The original Monaco was first created in order to compete with the Poniac Grand Prix. It had hard top two door coupe design and came standard with a 383 cu in V8 engine.
1966 brought a lot of changes to the Monaco. Although still available it its base model concept it was now also available as a four door pillarless sedan and a conventional four door pillared sedan. A four door station wagon was also introduced in 1966. The four door and station wagon versions now went by the name Dodge Monaco and the original two door hard top coupe became known as a Dodge Monaco 500.
A face lift would be given to all Monaco’s for 1967 and this would include a new exterior sheet metal for the for the Monaco as well as the new look for the hardtop coupe in the form of a semi fast back roofline with a reverse slanted rear quarter window.
The Dodge Monaco 500 would rise to the top as Dodge’s premium full size vehicle. Although the Dodge Monaco 500 would be retired after just a few years, the base version of the Monaco remained quite popular and was one of Dodge’s best selling vehicles.
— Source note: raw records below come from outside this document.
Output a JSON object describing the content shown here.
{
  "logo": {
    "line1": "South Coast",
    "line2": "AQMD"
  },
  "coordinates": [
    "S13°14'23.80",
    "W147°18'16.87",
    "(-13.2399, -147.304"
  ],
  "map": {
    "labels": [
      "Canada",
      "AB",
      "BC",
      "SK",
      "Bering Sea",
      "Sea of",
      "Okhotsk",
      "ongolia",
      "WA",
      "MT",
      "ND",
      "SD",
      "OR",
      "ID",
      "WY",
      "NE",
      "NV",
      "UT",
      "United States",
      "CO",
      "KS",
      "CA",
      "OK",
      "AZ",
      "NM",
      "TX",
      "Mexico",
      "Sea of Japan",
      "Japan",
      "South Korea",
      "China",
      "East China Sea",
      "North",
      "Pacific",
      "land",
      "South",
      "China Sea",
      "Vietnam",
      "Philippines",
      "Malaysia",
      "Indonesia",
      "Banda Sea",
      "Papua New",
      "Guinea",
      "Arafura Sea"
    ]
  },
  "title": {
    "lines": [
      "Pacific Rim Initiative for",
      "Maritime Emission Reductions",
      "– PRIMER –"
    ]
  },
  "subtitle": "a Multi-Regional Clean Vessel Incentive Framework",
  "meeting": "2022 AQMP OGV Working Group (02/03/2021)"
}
The car was also quite a hit on television as well. Most will remember it as having appeared with its cousin the Dodge Charger. While the Charger occupied the spotlight since it was driven by the heroes of the show, the Monaco was also part of the action so to speak. Just as the General Lee was known for high flying and fast driving, the Dodge Monaco held its own as well. The Monaco was the vehicle used for Sheriff Rascoe P. Coltrane and his deputy Ennis on the popular show “The Dukes of Hazzard”.